There are also some methodological learnings that I believe translate from PPC to SEO. One I talked about at the Conference, is understanding the importance of the landing page. In PPC, vast effort is usually expended on the Landing Page. But in SEO, you’re directing traffic into a set of pages on your site that were never intended to be the front door. From a measurement perspective, we’ve seen time and again how sites that are successful driving SEO traffic struggle to make it effective. This is especially true with publishing sites that often get a very long tail SEO effect on older content. But that older content is on pages where the template is very poorly designed to present additional site options. Fixing the template on these pages can dramatically improve SEO engagement rates; it’s a tactic with a huge ROI for many strong SEO sites. A strong SEO program dramatically changes the usage patterns on your site – and should impact the way your design team thinks about every page template.
Equally important, but something I didn’t get a chance to really discuss at the Conference, is the focus on conversion efficiency in PPC. Much of the current SEO practice is heavily focused on traffic.
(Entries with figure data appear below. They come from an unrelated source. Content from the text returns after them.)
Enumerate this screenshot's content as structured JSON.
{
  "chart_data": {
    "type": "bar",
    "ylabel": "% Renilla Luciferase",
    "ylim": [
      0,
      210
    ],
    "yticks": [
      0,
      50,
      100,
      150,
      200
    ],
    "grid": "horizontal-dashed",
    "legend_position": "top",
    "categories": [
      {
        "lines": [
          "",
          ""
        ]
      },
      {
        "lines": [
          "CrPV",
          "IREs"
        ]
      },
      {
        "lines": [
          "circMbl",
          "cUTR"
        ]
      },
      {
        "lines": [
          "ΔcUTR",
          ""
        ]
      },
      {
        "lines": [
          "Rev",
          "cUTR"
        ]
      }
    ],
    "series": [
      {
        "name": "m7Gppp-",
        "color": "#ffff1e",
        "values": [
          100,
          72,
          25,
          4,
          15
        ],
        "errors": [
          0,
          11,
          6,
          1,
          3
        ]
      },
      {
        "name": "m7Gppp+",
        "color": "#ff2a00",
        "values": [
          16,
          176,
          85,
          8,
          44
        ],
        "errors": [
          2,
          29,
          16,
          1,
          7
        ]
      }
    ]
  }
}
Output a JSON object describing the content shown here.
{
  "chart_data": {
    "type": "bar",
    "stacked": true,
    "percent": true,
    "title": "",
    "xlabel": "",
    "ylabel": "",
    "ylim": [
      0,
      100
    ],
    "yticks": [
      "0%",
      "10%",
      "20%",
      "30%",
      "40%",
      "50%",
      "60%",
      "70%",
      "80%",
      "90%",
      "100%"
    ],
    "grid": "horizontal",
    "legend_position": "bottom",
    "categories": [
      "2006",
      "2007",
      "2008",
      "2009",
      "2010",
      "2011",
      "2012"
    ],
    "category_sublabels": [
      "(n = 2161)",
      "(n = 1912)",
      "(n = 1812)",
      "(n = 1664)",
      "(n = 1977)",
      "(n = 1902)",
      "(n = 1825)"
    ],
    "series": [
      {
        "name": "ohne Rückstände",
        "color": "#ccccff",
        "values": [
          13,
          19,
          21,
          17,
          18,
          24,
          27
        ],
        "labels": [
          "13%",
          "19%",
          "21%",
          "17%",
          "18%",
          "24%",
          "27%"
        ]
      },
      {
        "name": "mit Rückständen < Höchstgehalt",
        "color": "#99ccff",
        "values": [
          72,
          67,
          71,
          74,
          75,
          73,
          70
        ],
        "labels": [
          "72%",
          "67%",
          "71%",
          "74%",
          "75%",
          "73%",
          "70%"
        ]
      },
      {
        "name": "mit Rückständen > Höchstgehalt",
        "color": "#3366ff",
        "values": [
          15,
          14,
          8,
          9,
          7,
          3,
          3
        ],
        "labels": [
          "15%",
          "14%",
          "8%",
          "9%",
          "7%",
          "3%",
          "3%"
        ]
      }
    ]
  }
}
This is pernicious – and the more SEO matures, the worse the practice becomes. In helping company’s optimize PPC, I always explain one very simple concept – bad traffic is cheaper than good traffic. So if you let your buying agency optimize to traffic, you’ll be inundated in garbage. As SEO matures, the same basic principle applies. It will be easier to optimize for bad traffic than good. Similarly, it’s easier to optimize for the position of useless words than useful words. So two of the bellwether KPIs for SEO – traffic and # of terms with high position – are both very misleading.
What about PPC learnings from SEO? The panel discussed Google’s new Page Relevance Rankings for PPC Landing pages – and how SEO learnings can help boost this score. This isn’t my area of expertise, but while that advice appears to me to be sound on a practical level, I can’t say I’m enthused about the direction. Google is using their Content Match algorithms to evaluate Landing Pages. And based on our measurement of Content Match, I can only say "God Help Us." To me, this is an example of Google using a technology to "fix" a problem for which it is not well suited. The problem is the increasing presence of misleading or even fraudulent transitions between Ad Creative and Landing Pages. Unfortunately, I suspect these purveyors of fraud learned most of what they know by fooling Content Match to begin with – since the levels of fraud there vastly outpace what’s on Search. So the solution will simply end up penalizing the companies trying to build rich, marketing oriented landing pages.
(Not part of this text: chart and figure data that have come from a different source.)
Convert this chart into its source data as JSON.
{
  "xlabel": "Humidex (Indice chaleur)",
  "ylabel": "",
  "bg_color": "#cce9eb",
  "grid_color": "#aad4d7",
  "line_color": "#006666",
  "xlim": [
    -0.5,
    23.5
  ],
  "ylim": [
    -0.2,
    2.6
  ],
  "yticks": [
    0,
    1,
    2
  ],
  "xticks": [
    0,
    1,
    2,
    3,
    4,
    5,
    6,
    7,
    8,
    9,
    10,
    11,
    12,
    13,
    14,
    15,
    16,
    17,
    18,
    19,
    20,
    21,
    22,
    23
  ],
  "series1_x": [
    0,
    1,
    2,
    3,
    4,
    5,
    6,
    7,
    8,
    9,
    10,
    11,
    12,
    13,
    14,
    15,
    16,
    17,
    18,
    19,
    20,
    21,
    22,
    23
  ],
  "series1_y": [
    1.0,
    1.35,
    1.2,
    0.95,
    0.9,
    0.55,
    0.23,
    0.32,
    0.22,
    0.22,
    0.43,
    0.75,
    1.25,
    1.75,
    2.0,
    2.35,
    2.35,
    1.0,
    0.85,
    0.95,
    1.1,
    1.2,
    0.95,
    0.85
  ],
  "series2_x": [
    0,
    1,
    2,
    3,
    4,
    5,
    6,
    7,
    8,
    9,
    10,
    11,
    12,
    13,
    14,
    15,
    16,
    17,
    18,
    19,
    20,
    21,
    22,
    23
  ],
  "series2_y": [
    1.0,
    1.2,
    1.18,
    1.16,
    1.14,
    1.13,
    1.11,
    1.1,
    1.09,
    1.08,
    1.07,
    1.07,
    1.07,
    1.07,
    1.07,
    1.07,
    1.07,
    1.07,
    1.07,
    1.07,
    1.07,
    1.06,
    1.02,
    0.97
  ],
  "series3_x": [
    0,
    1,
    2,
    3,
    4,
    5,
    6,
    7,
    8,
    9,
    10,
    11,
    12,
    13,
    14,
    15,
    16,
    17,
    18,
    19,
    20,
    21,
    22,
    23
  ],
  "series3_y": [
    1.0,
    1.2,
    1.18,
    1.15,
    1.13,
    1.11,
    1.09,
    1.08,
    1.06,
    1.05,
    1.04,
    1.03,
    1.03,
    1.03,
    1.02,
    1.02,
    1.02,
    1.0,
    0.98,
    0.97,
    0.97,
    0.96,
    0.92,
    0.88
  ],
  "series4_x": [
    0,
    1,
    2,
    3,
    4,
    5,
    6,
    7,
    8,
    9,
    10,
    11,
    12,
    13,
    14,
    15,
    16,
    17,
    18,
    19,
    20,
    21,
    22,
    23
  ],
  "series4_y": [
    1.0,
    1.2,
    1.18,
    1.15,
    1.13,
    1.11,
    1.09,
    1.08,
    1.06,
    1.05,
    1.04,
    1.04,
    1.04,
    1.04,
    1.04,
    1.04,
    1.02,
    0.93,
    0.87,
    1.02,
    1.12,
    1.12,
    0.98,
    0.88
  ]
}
One way in which we have been able to use SEO data to help with PPC is in profiling search terms by Engine. This is an analysis I’ll talk about in more detail in the SEM Analytics series, but the basic idea is that by comparing concept traffic by Engine you can get a sense of the different visitor-types using Google, Yahoo, MSN, AOL or ASK. This type of information can help buyers do a more intelligent job of allocating resources across engines – and it can also help drive engine-specific creative.
One last thought on the Conference in general – it was good to answer lots of different questions – but hard I suspect for the audience to find a common thread or theme. That’s often the trade-off between presentation style and panel style. I’m hoping that the small discussion group format of X Change will blend the best of both worlds. Allowing real interactivity but permitting the discussion to flow so that deeper themes and connections emerge. After the panel I sat down with Andreas Mueller and we talked about our respective businesses and learnings. I know I got more out of it than I did listening to myself talk (or even listening to Andreas answer a series of questions). It probably wouldn’t make a good movie (‘My Drinks with Andreas’) but I do think it will make for a great Conference experience!